After more than 20 hours played, “Rocket League” has proven that fast-paced, frantic action has staying power. Bite-sized bursts of play are rationed to players in 5-minute matches and the “just one more game” lure has never been stronger—some 70,000 players are consistently on PSN at all times and the game was released on July 7, 2015; arguably a lifetime for less-exciting multiplayer games. In my opinion, “Rocket League” brings something that has been sorely lacking in the modern video game pantheon, fun!
Childlike Awe and Annoyance
At first glance, “Rocket League” is a simple and joyful toy. The cars zip on the ground and fly through the air as you use limited yet retrievable boost to knock a ball into a goal. It seems easy enough and feels as if your little sister or grandmother could pick up a controller and compete with the best of them. That initial feeling dissipates, however, when you watch an opponent complete a backwards bicycle kick in midair and score a goal from midfield—your feeling of joy is suddenly compounded with awe and anticipation to nail that same trick.
To be blunt, flying is not an easy endeavor due to the unique physics and gravity of the “Rocket League” universe. As you and your opposition progress, the use of flying is so prevalent that it becomes the make or break factor for your team. Can your goalie soar to reach that ball approaching the goal? Perhaps, but it all depends upon experience, determination, and acceptance that failure is more common than success.
A Competition of Errors
The fun of “Rocket League” is borne of this desire to improve, to impress, and to win. It is difficult to remember a time where my palms have been so sweaty as a 5-minute match devolves into a 10-minute overtime game of desperate shots and slipping focus. The ease of hitting a ground ball then becomes a competition of errors. If you miss the ball even once, that could spell game over for you and your team.
DLC Grease Monkey
Additionally, some fun can be had off the field. The Garage allows for cosmetic customization of the battle cars, from the frame of the car to cute Antennae and Toppers, such as smiley faces or iconic symbols in video game history. The aesthetic changes to boosts are perhaps most impressive—ranging from holiday-themed varieties to fire and rainbows, customization freely allows players to express their individuality on the field. It is worth noting that, as of yet, all paid DLC revolves around car customization. So, you don’t need to pay for DLC to get that cool, new map, but who wouldn’t want to play “Rocket League” in the DeLorean from “Back to The Future?” These little winks and nods also express the developer’s, Psyonix, attention to detail and respect for their ever-growing audience.
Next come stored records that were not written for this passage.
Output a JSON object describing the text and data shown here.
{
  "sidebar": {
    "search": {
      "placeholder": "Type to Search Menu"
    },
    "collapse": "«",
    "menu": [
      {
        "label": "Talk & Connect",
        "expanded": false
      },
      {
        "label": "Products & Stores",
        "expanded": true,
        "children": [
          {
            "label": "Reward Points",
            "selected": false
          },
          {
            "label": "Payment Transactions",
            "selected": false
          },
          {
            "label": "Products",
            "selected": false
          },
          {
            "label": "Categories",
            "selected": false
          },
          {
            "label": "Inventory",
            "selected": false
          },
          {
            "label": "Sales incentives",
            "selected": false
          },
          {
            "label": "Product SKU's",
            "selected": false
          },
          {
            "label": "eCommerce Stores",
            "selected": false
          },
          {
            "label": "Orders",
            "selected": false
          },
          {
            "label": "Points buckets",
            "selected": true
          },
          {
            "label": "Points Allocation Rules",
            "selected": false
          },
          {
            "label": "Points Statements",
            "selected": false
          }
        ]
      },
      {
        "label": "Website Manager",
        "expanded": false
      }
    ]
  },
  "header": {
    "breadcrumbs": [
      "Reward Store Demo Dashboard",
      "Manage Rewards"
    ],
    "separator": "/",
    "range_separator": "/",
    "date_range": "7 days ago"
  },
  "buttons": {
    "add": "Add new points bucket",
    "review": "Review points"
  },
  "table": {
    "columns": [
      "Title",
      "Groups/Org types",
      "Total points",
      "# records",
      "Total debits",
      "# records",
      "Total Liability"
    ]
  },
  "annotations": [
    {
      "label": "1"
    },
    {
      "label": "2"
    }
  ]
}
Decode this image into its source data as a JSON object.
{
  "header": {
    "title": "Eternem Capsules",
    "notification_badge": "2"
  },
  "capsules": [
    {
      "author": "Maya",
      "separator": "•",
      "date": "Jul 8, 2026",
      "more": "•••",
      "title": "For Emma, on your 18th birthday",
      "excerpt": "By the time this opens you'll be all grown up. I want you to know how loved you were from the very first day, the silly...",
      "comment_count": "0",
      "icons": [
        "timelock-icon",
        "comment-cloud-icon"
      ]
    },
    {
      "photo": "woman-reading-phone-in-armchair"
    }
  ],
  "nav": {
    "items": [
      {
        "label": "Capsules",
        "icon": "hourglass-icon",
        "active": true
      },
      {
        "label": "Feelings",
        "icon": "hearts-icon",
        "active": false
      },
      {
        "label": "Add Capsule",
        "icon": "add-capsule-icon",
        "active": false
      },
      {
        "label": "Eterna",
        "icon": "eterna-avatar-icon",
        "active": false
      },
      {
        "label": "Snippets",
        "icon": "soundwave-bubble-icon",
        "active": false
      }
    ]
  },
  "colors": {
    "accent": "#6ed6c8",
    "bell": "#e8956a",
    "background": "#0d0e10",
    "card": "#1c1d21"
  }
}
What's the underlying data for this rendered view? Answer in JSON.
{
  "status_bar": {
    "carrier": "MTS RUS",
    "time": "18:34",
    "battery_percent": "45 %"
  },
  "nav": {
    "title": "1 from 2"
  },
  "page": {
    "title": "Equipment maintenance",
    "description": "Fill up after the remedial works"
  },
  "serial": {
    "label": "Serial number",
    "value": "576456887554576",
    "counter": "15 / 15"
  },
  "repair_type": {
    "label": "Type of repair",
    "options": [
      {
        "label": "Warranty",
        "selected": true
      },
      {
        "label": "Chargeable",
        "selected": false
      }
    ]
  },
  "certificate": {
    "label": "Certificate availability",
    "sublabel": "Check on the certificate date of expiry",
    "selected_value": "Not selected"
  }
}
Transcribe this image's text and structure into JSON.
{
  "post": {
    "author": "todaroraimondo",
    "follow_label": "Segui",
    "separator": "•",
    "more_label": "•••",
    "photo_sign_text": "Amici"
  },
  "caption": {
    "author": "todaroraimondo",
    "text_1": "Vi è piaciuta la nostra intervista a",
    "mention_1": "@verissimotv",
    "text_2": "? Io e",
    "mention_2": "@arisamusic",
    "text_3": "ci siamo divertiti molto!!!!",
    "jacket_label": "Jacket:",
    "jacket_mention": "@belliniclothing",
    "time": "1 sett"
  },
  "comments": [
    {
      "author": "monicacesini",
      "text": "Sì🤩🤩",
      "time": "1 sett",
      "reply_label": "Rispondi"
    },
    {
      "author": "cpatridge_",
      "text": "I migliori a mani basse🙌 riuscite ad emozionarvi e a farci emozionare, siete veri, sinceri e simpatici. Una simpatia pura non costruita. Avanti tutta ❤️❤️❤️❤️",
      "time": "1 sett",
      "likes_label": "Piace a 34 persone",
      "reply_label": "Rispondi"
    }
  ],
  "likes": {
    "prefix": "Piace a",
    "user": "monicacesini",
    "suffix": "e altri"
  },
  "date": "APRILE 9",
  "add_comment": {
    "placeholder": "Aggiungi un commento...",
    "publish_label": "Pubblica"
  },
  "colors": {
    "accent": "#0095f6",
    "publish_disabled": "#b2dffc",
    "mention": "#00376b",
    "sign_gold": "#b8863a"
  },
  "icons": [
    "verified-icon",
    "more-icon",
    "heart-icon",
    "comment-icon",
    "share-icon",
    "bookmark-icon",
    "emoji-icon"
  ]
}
And, for a game that initially seems so player friendly, “Rocket League” houses some intense passive aggression within its quick text chat options. For example, when you let a ball slip through the goal, expect to see “What a save!” pop up in the top left corner of your screen—most often sent by your opponents or, sometimes, even your teammates. This aggression might push more nonchalant gamers away, but for me, it drives my desire to win and enhances the thrill of victory or, conversely, the sting of defeat.
Combining this sense of competition with an ingenious ranking system creates the sense that “Rocket League” is just that, a League. Ranked players can climb the ranks from Unranked all the way up to Platinum. For me, the climb to surpass the Gold tier is proving to be a difficult task, but it keeps me coming back for more.
“Rocket League” is the definition of easy to play, difficult to master. Because of this, numerous players have joined in the fun action to test their mettle in this new “sport.” Combined with free and affordably-priced DLC from developer Psyonix every month, it seems that the fun of “Rocket League” will likely never run out of gas.